Clinical Reviews & Cases
Open AccessClinical and Metabolic Parameters Across Different Clusters of Diabetes Mellitus: A Comparative Analysis
Authors: Zavalina MA, Kurnikova IA, Bunjo EMR, Ezhova NF, Maiorov VA, Ezhova AS.
Abstract
Background: In recent years, new strategies for diagnosing and treating diabetes mellitus have been developed, with novel diabetes stratifications emerging from the perspective of predicting metabolic disorders and complications to facilitate a personalized treatment approach. One particularly interesting approach is a classification based on five parameters (glycated hemoglobin - HbA1c, BMI, age at diagnosis, HOMA-IR and HOMA-β indices), which identifies five clusters. Three of these clusters include patients with type 2 diabetes: Severe Insulin-Resistant Diabetes (SIRD); Mild Age-Related Diabetes (MARD); and Mild Obesity-Related Diabetes (MOD) [1]. However, the practicality and clinical applicability of this logical classification system require further investigation.
Objectives: To conduct a comparative analysis of laboratory parameters characterizing carbohydrate and lipid metabolism in patients with different diabetes phenotypes, categorized according to cluster analysis criteria.
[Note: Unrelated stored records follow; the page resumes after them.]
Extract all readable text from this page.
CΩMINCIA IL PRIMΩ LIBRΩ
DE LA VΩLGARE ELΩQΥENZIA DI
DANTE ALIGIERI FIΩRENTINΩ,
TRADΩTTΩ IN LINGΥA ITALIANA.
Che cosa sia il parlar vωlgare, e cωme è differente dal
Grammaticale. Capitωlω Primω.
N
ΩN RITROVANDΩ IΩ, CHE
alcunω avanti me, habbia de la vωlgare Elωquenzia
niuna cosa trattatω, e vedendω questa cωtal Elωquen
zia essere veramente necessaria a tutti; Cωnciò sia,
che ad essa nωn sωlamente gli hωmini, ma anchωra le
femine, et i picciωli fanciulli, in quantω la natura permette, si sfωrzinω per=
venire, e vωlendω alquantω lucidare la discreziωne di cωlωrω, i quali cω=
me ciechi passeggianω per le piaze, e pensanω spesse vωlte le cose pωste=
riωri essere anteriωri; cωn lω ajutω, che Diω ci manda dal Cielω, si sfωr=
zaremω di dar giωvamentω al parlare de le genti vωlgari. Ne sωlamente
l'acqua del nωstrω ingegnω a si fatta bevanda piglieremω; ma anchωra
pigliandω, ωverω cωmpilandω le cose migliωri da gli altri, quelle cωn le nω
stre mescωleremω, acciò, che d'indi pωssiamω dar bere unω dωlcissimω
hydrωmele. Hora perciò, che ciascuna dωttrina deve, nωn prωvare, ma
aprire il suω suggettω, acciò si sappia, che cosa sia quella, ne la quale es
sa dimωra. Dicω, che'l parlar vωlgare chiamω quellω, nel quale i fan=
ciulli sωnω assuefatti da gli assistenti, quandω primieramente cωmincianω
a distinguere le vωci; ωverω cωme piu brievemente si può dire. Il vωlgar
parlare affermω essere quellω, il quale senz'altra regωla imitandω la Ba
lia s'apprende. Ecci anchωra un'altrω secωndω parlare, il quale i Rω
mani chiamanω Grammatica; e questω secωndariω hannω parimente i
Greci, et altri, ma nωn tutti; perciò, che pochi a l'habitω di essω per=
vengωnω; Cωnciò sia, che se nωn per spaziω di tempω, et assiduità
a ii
Materials and Methods: A retrospective analysis was conducted on data from 83 patients with type 2 diabetes mellitus (T2DM) who were hospitalized at the endocrinology department of the Federal State Budgetary Institution "Central Clinical Hospital of Civil Aviation" between 2024 and 2025. The characteristics of the course of diabetes (age of onset, combination of complications, BMI, etc.), glycemic and lipid profile indicators, insulin, and C-peptide in patients of clusters were assessed. SIRD (39 people), MARD (18 people) and MOD (26 people).
The study was approved by the Ethics Committee of the Patrice Lumumba Peoples' Friendship University of Russia. – protocol No 8 of 14.10.2025
Results: Postprandial blood glucose levels were significantly higher in the SIRD cluster (8.44 ± 2.93 mmol/L) compared to the MOD cluster (6.66 ± 1.78 mmol/L). Target HbA1c levels were achieved by 66.7% of patients in the MARD cluster, compared to 25.6% in the SIRD cluster and 26.9% in the MOD cluster. HDL cholesterol levels were significantly higher in the MARD cluster (1.29 ± 0.37 mmol/L) than in the MOD cluster (1.08 ± 0.24 mmol/L; p<0.01).
The timing of type 2 diabetes manifestation differed across clusters. Earlier disease onset was observed in the MOD cluster, with a mean age of 47.62 ± 7.14 years, compared to 50.15 ± 9.79 years in the SIRD cluster and 66.53 ± 5.49 years in the MARD cluster. Diabetes duration was longest in the SIRD cluster at 16.70 ± 8.50 years, compared to 6.92 ± 4.85 years in the MARD cluster and 12.96 ± 7.57 years in the MOD cluster.
Conclusions: Cluster-based classification shows promise for implementing a personalized treatment approach. The study established that glycemic control was least effective in the SIRD cluster, which also had the longest overall disease duration. Patients in the MARD cluster achieved diabetes compensation more frequently and demonstrated lower cardiometabolic risks. An earlier disease onset (MOD) did not consistently correlate with a more severe disease course. Cluster differentiation enables the personalization of treatment strategies.